The answer is "yes" it will help. But that is not saying much. I recommend you start with doubling your battery capacity. It is the first step in a solar installation.
100 watts would run a 100 watt incandescent light bulb or 5 LED lights from 10 am to 2 pm. It is not going charge your house battery much.
A 95 amp hour battery may get you through the night, but it will need 10 hours of charging to get you through the next night. While charging, it will start drawing about 20 to 30 amps and slowly drop to 3 to 5 amps over 10 hours.
You need grid power or a generator to deliver 20 amps. You would need about 300 to 600 watts of solar and bright sun.

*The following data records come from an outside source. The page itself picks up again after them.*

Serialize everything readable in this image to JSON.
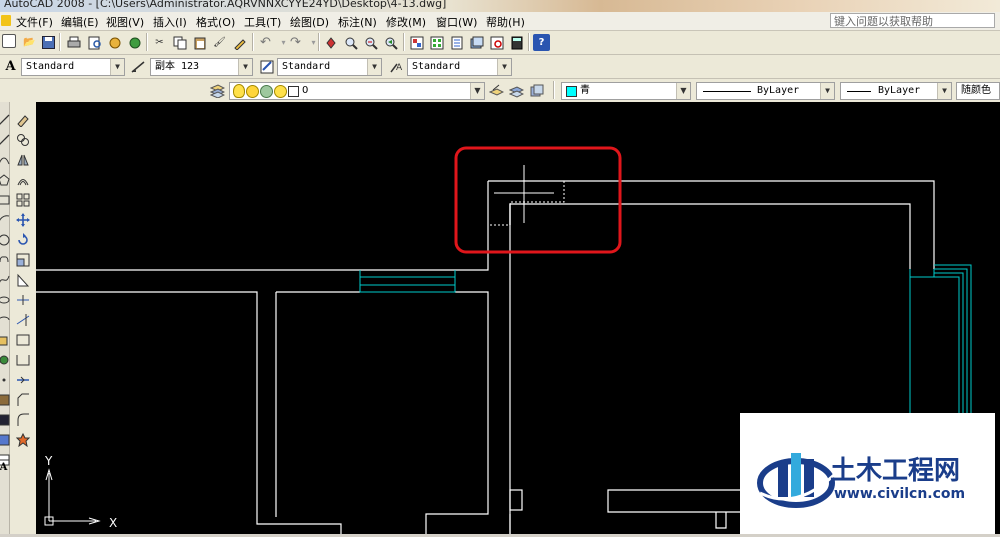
{
  "app": {
    "title": "AutoCAD 2008 - [C:\\Users\\Administrator.AQRVNNXCYYE24YD\\Desktop\\4-13.dwg]"
  },
  "menu": {
    "items": [
      "文件(F)",
      "编辑(E)",
      "视图(V)",
      "插入(I)",
      "格式(O)",
      "工具(T)",
      "绘图(D)",
      "标注(N)",
      "修改(M)",
      "窗口(W)",
      "帮助(H)"
    ],
    "help_search": "键入问题以获取帮助"
  },
  "styles_toolbar": {
    "text_style": "Standard",
    "dim_style": "副本 123",
    "table_style": "Standard",
    "mleader_style": "Standard"
  },
  "layers_toolbar": {
    "layer": "0",
    "color": "青",
    "linetype": "ByLayer",
    "lineweight": "ByLayer",
    "plotstyle": "随颜色"
  },
  "ucs": {
    "x_label": "X",
    "y_label": "Y"
  },
  "watermark": {
    "title": "土木工程网",
    "url": "www.civilcn.com"
  },
  "colors": {
    "drawing_bg": "#000000",
    "wall_line": "#ffffff",
    "window_line": "#00cccc",
    "highlight_box": "#e0161b",
    "watermark_text": "#1a3d8a",
    "watermark_accent": "#33aadd"
  }
}
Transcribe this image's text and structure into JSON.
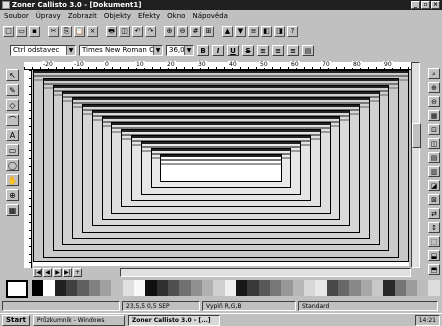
{
  "window": {
    "title": "Zoner Callisto 3.0 - [Dokument1]",
    "buttons": [
      "_",
      "▫",
      "×"
    ]
  },
  "menu": [
    "Soubor",
    "Úpravy",
    "Zobrazit",
    "Objekty",
    "Efekty",
    "Okno",
    "Nápověda"
  ],
  "toolbar": {
    "icons": [
      "new-icon",
      "open-icon",
      "save-icon",
      "cut-icon",
      "copy-icon",
      "paste-icon",
      "delete-icon",
      "print-icon",
      "preview-icon",
      "undo-icon",
      "redo-icon",
      "zoom-in-icon",
      "zoom-out-icon",
      "grid-icon",
      "snap-icon",
      "front-icon",
      "back-icon",
      "align-icon",
      "group-icon",
      "ungroup-icon",
      "help-icon"
    ],
    "glyphs": [
      "□",
      "▭",
      "▪",
      "✂",
      "⎘",
      "📋",
      "×",
      "🖶",
      "◫",
      "↶",
      "↷",
      "⊕",
      "⊖",
      "#",
      "⊞",
      "▲",
      "▼",
      "≡",
      "◧",
      "◨",
      "?"
    ]
  },
  "format": {
    "style_value": "Ctrl odstavec",
    "font_value": "Times New Roman CE",
    "size_value": "36,0",
    "bold": "B",
    "italic": "I",
    "underline": "U",
    "strike": "S"
  },
  "ruler": {
    "h_ticks": [
      "-20",
      "-10",
      "0",
      "10",
      "20",
      "30",
      "40",
      "50",
      "60",
      "70",
      "80",
      "90"
    ]
  },
  "left_tools": [
    "↖",
    "✎",
    "◇",
    "⌒",
    "A",
    "▭",
    "◯",
    "✋",
    "⊕",
    "▦"
  ],
  "right_tools": [
    "⌕",
    "⊕",
    "⊖",
    "▦",
    "⊡",
    "◫",
    "▤",
    "▥",
    "◪",
    "⊠",
    "⇄",
    "↕",
    "⬚",
    "⬓",
    "⬒"
  ],
  "page_nav": [
    "|◀",
    "◀",
    "▶",
    "▶|",
    "+"
  ],
  "status": {
    "coords": "23,5,5 0,5 SEP",
    "mode": "Vyplň R,G,B",
    "fill": "Standard"
  },
  "taskbar": {
    "start": "Start",
    "tasks": [
      "Průzkumník - Windows",
      "Zoner Callisto 3.0 - [...]"
    ],
    "clock": "14:21"
  },
  "colors": {
    "swatches": [
      "#000000",
      "#ffffff",
      "#202020",
      "#404040",
      "#606060",
      "#808080",
      "#a0a0a0",
      "#c0c0c0",
      "#e0e0e0",
      "#f8f8f8",
      "#101010",
      "#303030",
      "#505050",
      "#707070",
      "#909090",
      "#b0b0b0",
      "#d0d0d0",
      "#f0f0f0",
      "#181818",
      "#383838",
      "#585858",
      "#787878",
      "#989898",
      "#b8b8b8",
      "#d8d8d8",
      "#e8e8e8",
      "#484848",
      "#686868",
      "#888888",
      "#a8a8a8",
      "#c8c8c8",
      "#282828",
      "#747474",
      "#9c9c9c",
      "#bcbcbc",
      "#dcdcdc"
    ]
  }
}
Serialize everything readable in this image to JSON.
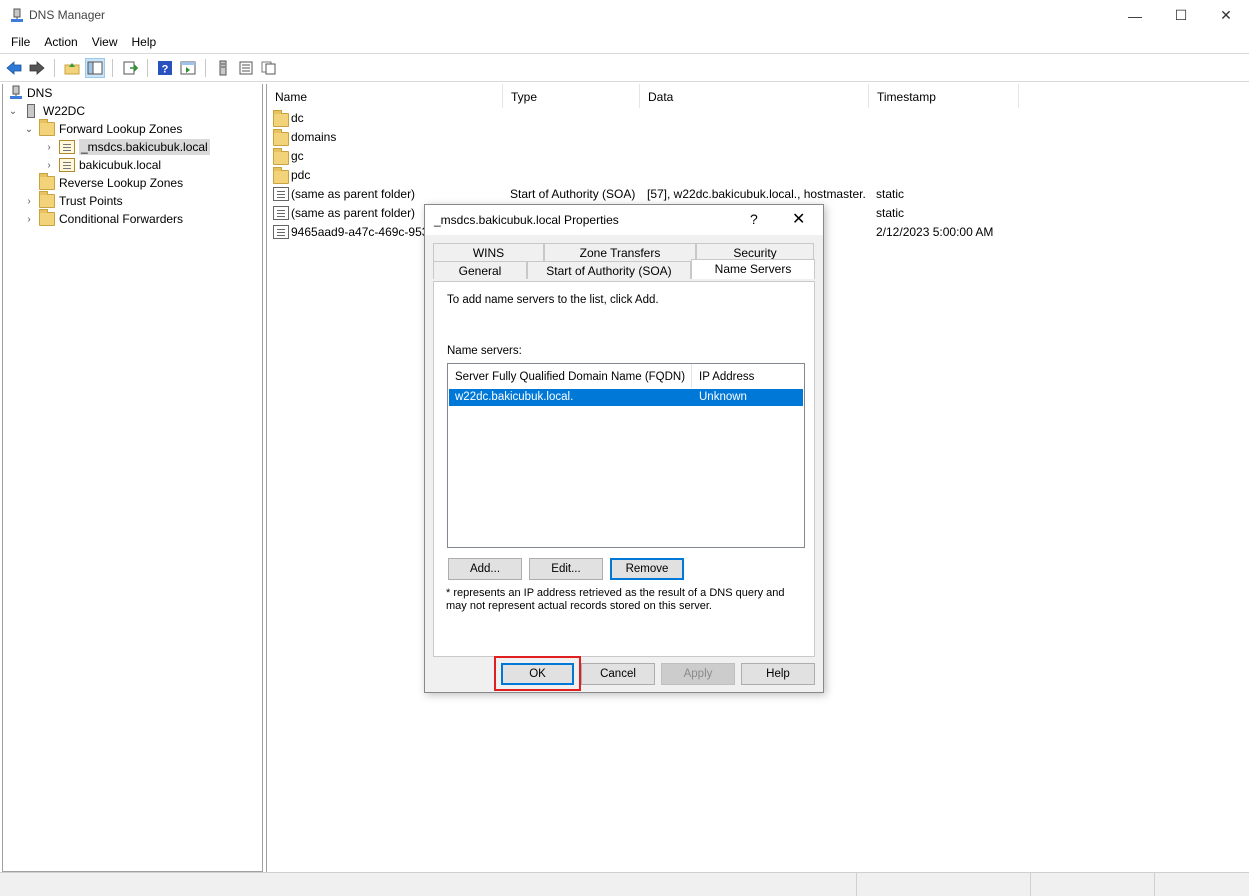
{
  "window": {
    "title": "DNS Manager",
    "icon": "dns-manager-icon",
    "controls": {
      "minimize": "—",
      "maximize": "☐",
      "close": "✕"
    }
  },
  "menu": [
    "File",
    "Action",
    "View",
    "Help"
  ],
  "toolbar": {
    "icons": [
      "back-icon",
      "forward-icon",
      "up-folder-icon",
      "show-hide-tree-icon",
      "export-list-icon",
      "help-icon",
      "action-pane-icon",
      "server-icon",
      "zone-list-icon",
      "copy-icon"
    ]
  },
  "tree": {
    "root": "DNS",
    "server": "W22DC",
    "forward_zones": "Forward Lookup Zones",
    "zone_msdcs": "_msdcs.bakicubuk.local",
    "zone_local": "bakicubuk.local",
    "reverse_zones": "Reverse Lookup Zones",
    "trust_points": "Trust Points",
    "conditional_forwarders": "Conditional Forwarders"
  },
  "list": {
    "columns": [
      "Name",
      "Type",
      "Data",
      "Timestamp"
    ],
    "rows": [
      {
        "name": "dc",
        "type": "",
        "data": "",
        "timestamp": "",
        "icon": "folder-icon"
      },
      {
        "name": "domains",
        "type": "",
        "data": "",
        "timestamp": "",
        "icon": "folder-icon"
      },
      {
        "name": "gc",
        "type": "",
        "data": "",
        "timestamp": "",
        "icon": "folder-icon"
      },
      {
        "name": "pdc",
        "type": "",
        "data": "",
        "timestamp": "",
        "icon": "folder-icon"
      },
      {
        "name": "(same as parent folder)",
        "type": "Start of Authority (SOA)",
        "data": "[57], w22dc.bakicubuk.local., hostmaster.",
        "timestamp": "static",
        "icon": "record-icon"
      },
      {
        "name": "(same as parent folder)",
        "type": "",
        "data": "",
        "timestamp": "static",
        "icon": "record-icon"
      },
      {
        "name": "9465aad9-a47c-469c-953f",
        "type": "",
        "data": "",
        "timestamp": "2/12/2023 5:00:00 AM",
        "icon": "record-icon"
      }
    ]
  },
  "dialog": {
    "title": "_msdcs.bakicubuk.local Properties",
    "help": "?",
    "close": "✕",
    "tabs_top": [
      "WINS",
      "Zone Transfers",
      "Security"
    ],
    "tabs_bottom": [
      "General",
      "Start of Authority (SOA)",
      "Name Servers"
    ],
    "instruction": "To add name servers to the list, click Add.",
    "ns_label": "Name servers:",
    "ns_columns": [
      "Server Fully Qualified Domain Name (FQDN)",
      "IP Address"
    ],
    "ns_rows": [
      {
        "fqdn": "w22dc.bakicubuk.local.",
        "ip": "Unknown"
      }
    ],
    "buttons": {
      "add": "Add...",
      "edit": "Edit...",
      "remove": "Remove"
    },
    "footnote": "* represents an IP address retrieved as the result of a DNS query and may not represent actual records stored on this server.",
    "footer": {
      "ok": "OK",
      "cancel": "Cancel",
      "apply": "Apply",
      "help": "Help"
    }
  }
}
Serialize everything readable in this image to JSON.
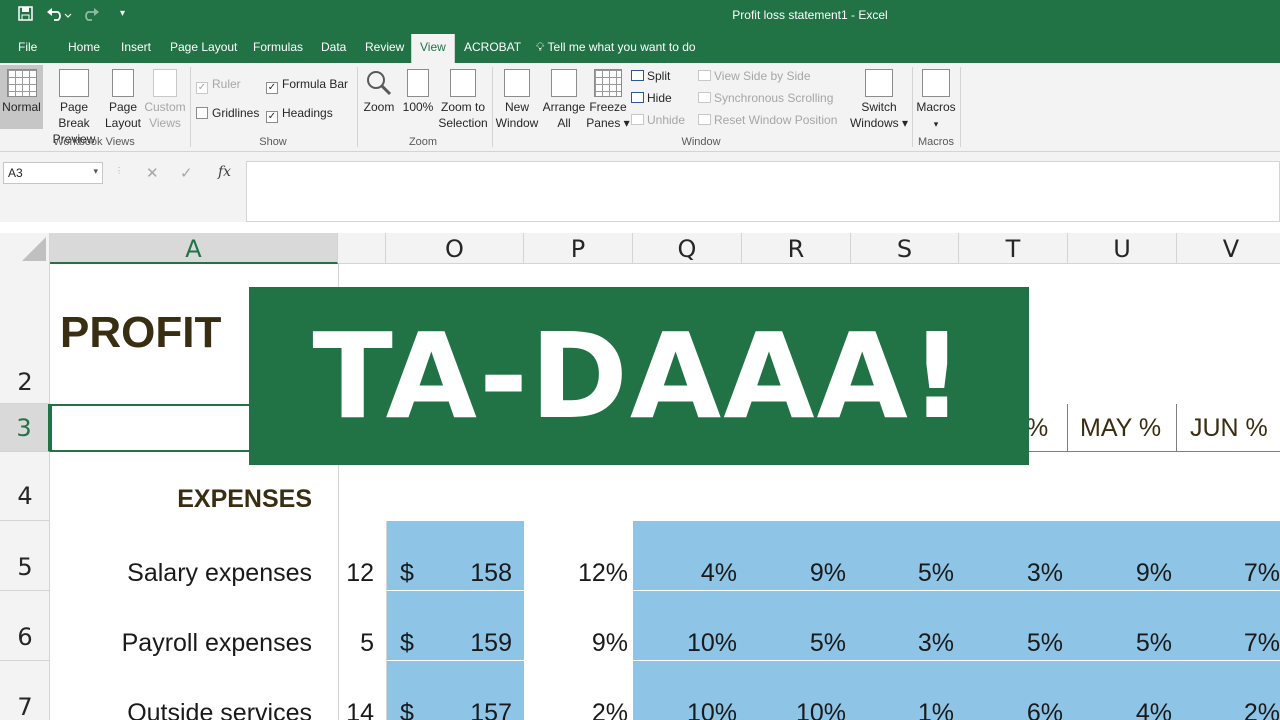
{
  "titlebar": {
    "title": "Profit loss statement1  -  Excel",
    "save_icon": "save-icon",
    "undo_icon": "undo-icon",
    "redo_icon": "redo-icon"
  },
  "tabs": {
    "file": "File",
    "home": "Home",
    "insert": "Insert",
    "page_layout": "Page Layout",
    "formulas": "Formulas",
    "data": "Data",
    "review": "Review",
    "view": "View",
    "acrobat": "ACROBAT",
    "tell_me": "Tell me what you want to do"
  },
  "ribbon": {
    "workbook_views": {
      "label": "Workbook Views",
      "normal": "Normal",
      "page_break_1": "Page Break",
      "page_break_2": "Preview",
      "page_layout_1": "Page",
      "page_layout_2": "Layout",
      "custom_1": "Custom",
      "custom_2": "Views"
    },
    "show": {
      "label": "Show",
      "ruler": "Ruler",
      "formula_bar": "Formula Bar",
      "gridlines": "Gridlines",
      "headings": "Headings",
      "check": "✓"
    },
    "zoom": {
      "label": "Zoom",
      "zoom": "Zoom",
      "hundred": "100%",
      "zoom_sel_1": "Zoom to",
      "zoom_sel_2": "Selection"
    },
    "window": {
      "label": "Window",
      "new_1": "New",
      "new_2": "Window",
      "arrange_1": "Arrange",
      "arrange_2": "All",
      "freeze_1": "Freeze",
      "freeze_2": "Panes ▾",
      "split": "Split",
      "hide": "Hide",
      "unhide": "Unhide",
      "side_by_side": "View Side by Side",
      "sync_scroll": "Synchronous Scrolling",
      "reset_pos": "Reset Window Position",
      "switch_1": "Switch",
      "switch_2": "Windows ▾"
    },
    "macros": {
      "label": "Macros",
      "macros_1": "Macros",
      "macros_2": "▾"
    }
  },
  "formula_bar": {
    "name_box": "A3",
    "cancel": "✕",
    "enter": "✓",
    "fx": "fx",
    "value": ""
  },
  "grid": {
    "columns": [
      "A",
      "O",
      "P",
      "Q",
      "R",
      "S",
      "T",
      "U",
      "V"
    ],
    "rows": [
      "2",
      "3",
      "4",
      "5",
      "6",
      "7"
    ],
    "title_partial": "PROFIT",
    "header_partial": "%",
    "may": "MAY %",
    "jun": "JUN %",
    "expenses": "EXPENSES",
    "data_rows": [
      {
        "label": "Salary expenses",
        "n": "12",
        "cur": "$",
        "amt": "158",
        "p": "12%",
        "q": "4%",
        "r": "9%",
        "s": "5%",
        "t": "3%",
        "u": "9%",
        "v": "7%"
      },
      {
        "label": "Payroll expenses",
        "n": "5",
        "cur": "$",
        "amt": "159",
        "p": "9%",
        "q": "10%",
        "r": "5%",
        "s": "3%",
        "t": "5%",
        "u": "5%",
        "v": "7%"
      },
      {
        "label": "Outside services",
        "n": "14",
        "cur": "$",
        "amt": "157",
        "p": "2%",
        "q": "10%",
        "r": "10%",
        "s": "1%",
        "t": "6%",
        "u": "4%",
        "v": "2%"
      }
    ]
  },
  "overlay": {
    "text": "TA-DAAA!"
  },
  "colors": {
    "excel_green": "#217346",
    "cell_blue": "#8ec4e6"
  }
}
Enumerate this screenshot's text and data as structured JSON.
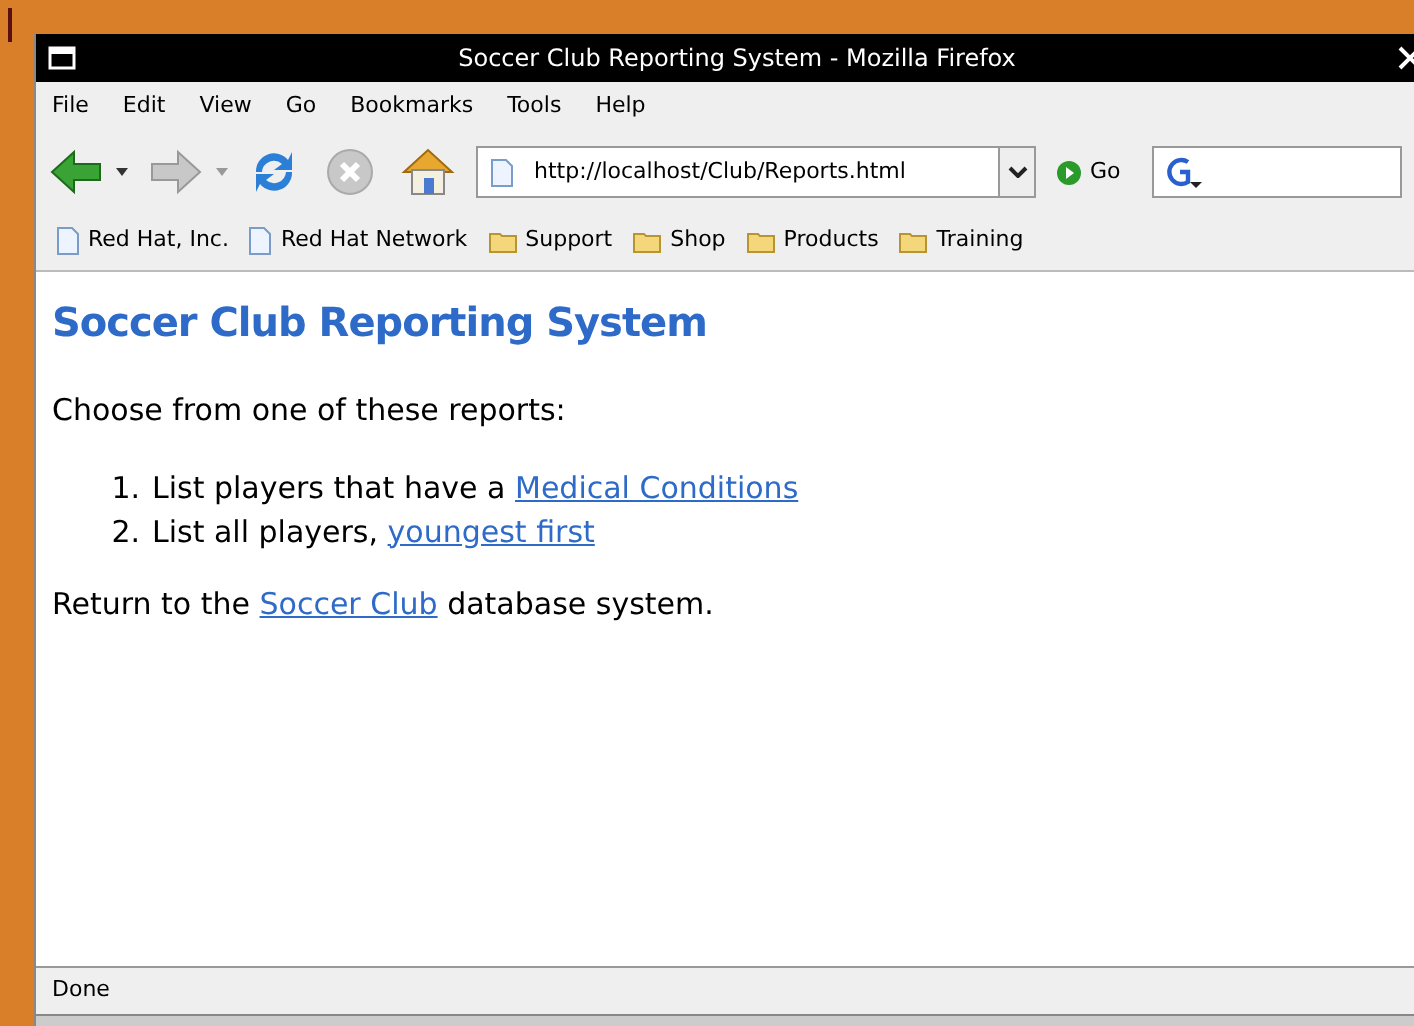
{
  "window": {
    "title": "Soccer Club Reporting System - Mozilla Firefox"
  },
  "menu": [
    "File",
    "Edit",
    "View",
    "Go",
    "Bookmarks",
    "Tools",
    "Help"
  ],
  "toolbar": {
    "url": "http://localhost/Club/Reports.html",
    "go_label": "Go"
  },
  "bookmarks": [
    {
      "label": "Red Hat, Inc.",
      "kind": "page"
    },
    {
      "label": "Red Hat Network",
      "kind": "page"
    },
    {
      "label": "Support",
      "kind": "folder"
    },
    {
      "label": "Shop",
      "kind": "folder"
    },
    {
      "label": "Products",
      "kind": "folder"
    },
    {
      "label": "Training",
      "kind": "folder"
    }
  ],
  "page": {
    "heading": "Soccer Club Reporting System",
    "intro": "Choose from one of these reports:",
    "reports": [
      {
        "number": "1.",
        "text": "List players that have a ",
        "link": "Medical Conditions"
      },
      {
        "number": "2.",
        "text": "List all players, ",
        "link": "youngest first"
      }
    ],
    "footer": {
      "before": "Return to the ",
      "link": "Soccer Club",
      "after": " database system."
    }
  },
  "status_bar": "Done"
}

Successful solar dry camping strategies start with a large battery bank and a quiet inverter generator. Solar is the last component to add.
I would choose enough battery to get through at least 3 days, but two days may work in places with reliable sun. Run the generator for 2 to 4 hours in the early morning before sun is high in the sky. Let the solar provide the long slow finishing charge.
I recommend 200 amp hours of AGM batteries as a foundation for 3 days of dry camping. If that is enough, you are done. RV lithium batteries would be better.
Next add at least 1000 watt quiet inverter generator to power your on-board RV converter/charger and run it every three days for 5 hours continuously. Many people choose a 2000 watt inverter generator to run other 120 volt AC appliances at the same time.
Finally, if you want to avoid running the generator, install 300 to 600 watts of solar. You would still need the generator for cloudy days and shady camping spots.
There are lots of variation on successful plans, but this is the core.
I wish you good luck and happy trails ahead!